Icelandic pianist (1958–2022)

Anna Guðný Guðmundsdóttir (6 September 1958–11 September 2022) was an Icelandic pianist and member of the Iceland Symphony Orchestra. She was one of the leading Icelandic pianists of her generation, both as soloist and collaborative pianist.

== Career ==
Anna Guðný was born in Reykjavík and began music studies at a young age. She attended the Children's Music School in Reykjavík, and later the Reykjavík College of Music, completing her studies there in 1979. She then attended the Guildhall School of Music and Drama in London, where she completed a Postgraduate Diploma in 1982.

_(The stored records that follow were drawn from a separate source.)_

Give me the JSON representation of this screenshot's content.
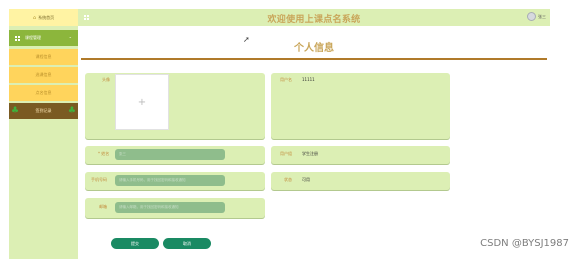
{
  "sidebar": {
    "home_label": "系统首页",
    "group_label": "课程管理",
    "items": [
      {
        "label": "课程信息"
      },
      {
        "label": "选课信息"
      },
      {
        "label": "点名信息"
      },
      {
        "label": "签到记录"
      }
    ]
  },
  "header": {
    "title": "欢迎使用上课点名系统",
    "user_label": "张三"
  },
  "page": {
    "title": "个人信息"
  },
  "profile": {
    "photo_label": "头像",
    "upload_symbol": "+",
    "username_label": "用户名",
    "username_value": "11111",
    "name_label": "* 姓名",
    "name_value": "张三",
    "role_label": "用户组",
    "role_value": "学生注册",
    "phone_label": "手机号码",
    "phone_placeholder": "请输入手机号码，用于找回密码和接收通知",
    "status_label": "状态",
    "status_value": "可用",
    "email_label": "邮箱",
    "email_placeholder": "请输入邮箱，用于找回密码和接收通知"
  },
  "actions": {
    "submit_label": "提交",
    "cancel_label": "取消"
  },
  "watermark": "CSDN @BYSJ1987"
}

Anna Guðný appeared frequently in chamber music and ensembles, and recorded over 30 CDs with various artists. She was the pianist of the Reykjavík Chamber Orchestra and from 2005 she was a member of the Iceland Symphony Orchestra. She was on the faculty of the Iceland University of the Arts (formerly Iceland Academy of the Arts) from 2001–2005.

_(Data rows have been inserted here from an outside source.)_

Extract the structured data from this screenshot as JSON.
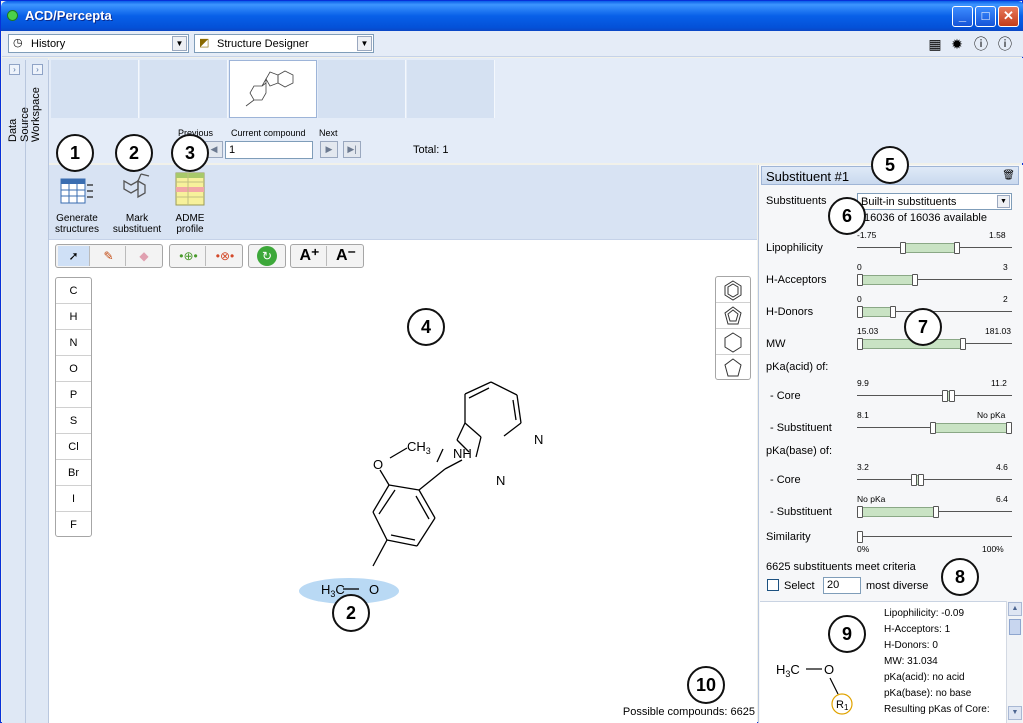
{
  "window": {
    "title": "ACD/Percepta",
    "controls": {
      "minimize": "_",
      "maximize": "□",
      "close": "✕"
    }
  },
  "toolbar": {
    "history_label": "History",
    "designer_label": "Structure Designer",
    "icons": [
      "calculator-icon",
      "settings-icon",
      "help-icon",
      "info-icon"
    ]
  },
  "side_tabs": [
    "Data Source",
    "Workspace"
  ],
  "navigator": {
    "previous_label": "Previous",
    "current_label": "Current compound",
    "next_label": "Next",
    "current_value": "1",
    "total_text": "Total: 1"
  },
  "actions": [
    {
      "label_line1": "Generate",
      "label_line2": "structures"
    },
    {
      "label_line1": "Mark",
      "label_line2": "substituent"
    },
    {
      "label_line1": "ADME",
      "label_line2": "profile"
    }
  ],
  "editor": {
    "atoms": [
      "C",
      "H",
      "N",
      "O",
      "P",
      "S",
      "Cl",
      "Br",
      "I",
      "F"
    ],
    "molecule_labels": {
      "methyl": "CH",
      "methyl_sub": "3",
      "o_top": "O",
      "nh": "NH",
      "n_imidazole": "N",
      "n_pyridine": "N",
      "h3c_h": "H",
      "h3c_3": "3",
      "h3c_c": "C",
      "o_bottom": "O"
    },
    "possible_compounds": "Possible compounds: 6625"
  },
  "callouts": [
    "1",
    "2",
    "3",
    "4",
    "5",
    "6",
    "7",
    "8",
    "9",
    "10",
    "2"
  ],
  "panel": {
    "title": "Substituent #1",
    "substituents_label": "Substituents",
    "substituents_value": "Built-in substituents",
    "available_text": "16036 of 16036 available",
    "sliders": [
      {
        "label": "Lipophilicity",
        "min_label": "-1.75",
        "max_label": "1.58",
        "low": 0.29,
        "high": 0.65
      },
      {
        "label": "H-Acceptors",
        "min_label": "0",
        "max_label": "3",
        "low": 0.0,
        "high": 0.37
      },
      {
        "label": "H-Donors",
        "min_label": "0",
        "max_label": "2",
        "low": 0.0,
        "high": 0.22
      },
      {
        "label": "MW",
        "min_label": "15.03",
        "max_label": "181.03",
        "low": 0.0,
        "high": 0.69
      }
    ],
    "pka_acid_label": "pKa(acid) of:",
    "pka_acid": [
      {
        "label": "- Core",
        "min_label": "9.9",
        "max_label": "11.2",
        "low": 0.57,
        "high": 0.62
      },
      {
        "label": "- Substituent",
        "min_label": "8.1",
        "max_label": "No pKa",
        "low": 0.49,
        "high": 1.0
      }
    ],
    "pka_base_label": "pKa(base) of:",
    "pka_base": [
      {
        "label": "- Core",
        "min_label": "3.2",
        "max_label": "4.6",
        "low": 0.36,
        "high": 0.41
      },
      {
        "label": "- Substituent",
        "min_label": "No pKa",
        "max_label": "6.4",
        "low": 0.0,
        "high": 0.51
      }
    ],
    "similarity": {
      "label": "Similarity",
      "min_label": "0%",
      "max_label": "100%",
      "low": 0.0,
      "high": 0.0
    },
    "criteria_text": "6625 substituents meet criteria",
    "select_label": "Select",
    "select_count": "20",
    "most_diverse_label": "most diverse",
    "result": {
      "h3c": "H",
      "h3c_3": "3",
      "h3c_c": "C",
      "o": "O",
      "r": "R",
      "r_sub": "1",
      "props": [
        "Lipophilicity: -0.09",
        "H-Acceptors: 1",
        "H-Donors: 0",
        "MW: 31.034",
        "pKa(acid): no acid",
        "pKa(base): no base",
        "Resulting pKas of Core:"
      ]
    }
  }
}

She also performed as a soloist, and had a particular affinity with the works of Olivier Messiaen. In 1991, she performed the piano part in his Turangalîla-Symphony with the Iceland Youth Symphony (Sinfóníuhljómsveit æskunnar) under the baton of Paul Zukofsky, and in 2004 performed his Trois Petites Liturgies de la présence divine with Zukofsky and the Reykjavík Chamber Orchestra. Her largest achievement as a soloist was the performance, to mark Messiaen's centenary in 2008, of the piano cycle Vingt Regards sur l'Enfant-Jésus, which she also recorded. In 2012 she performed his Visions de l'Amen at Harpa Concert Hall with pianist Tinna Þorsteinsdóttir. She also appeared at various festivals, including the Reykjavík Arts Festival, and the Midsummer Music festival in Harpa Concert Hall.

== Awards ==
Anna Guðný has been recognised on several occasions for her contributions to Icelandic classical music. In 1997, she received the Order of the White Rose of Finland. In 2002, she was Honorary Artist of her home town of Mosfellsbær, and she was nominated three times for the Icelandic Music Awards, which she won in 2008 for her performance of Olivier Messiaen's Vingt Regards sur l'Enfant-Jésus. She has been acknowledged for her role in promoting contemporary Icelandic repertoire and supporting emerging musicians. In 2022, she was given the Honorary Award at the Icelandic Music Awards, and was made a Commander of the Order of the Falcon for her contribution to music in Iceland.

== Selected recordings ==

- Atli Heimir Sveinsson: Concerto Serpentinada (with Reykjavík Chamber Orchestra). Smekkleysa, 2002.
- Atli Heimir Sveinsson: Flute Sonata and other works (with Áshildur Haraldsdóttir, flute). Smekkleysa, 2006.
- Olivier Messiaen: Vingt Regards sur l'Enfant-Jésus. Musis, 2009.
- Þorkell Sigurbjörnsson: Works for Violin and Piano (with Sibbi Bernhardsson, violin). Smekkleysa, 2018.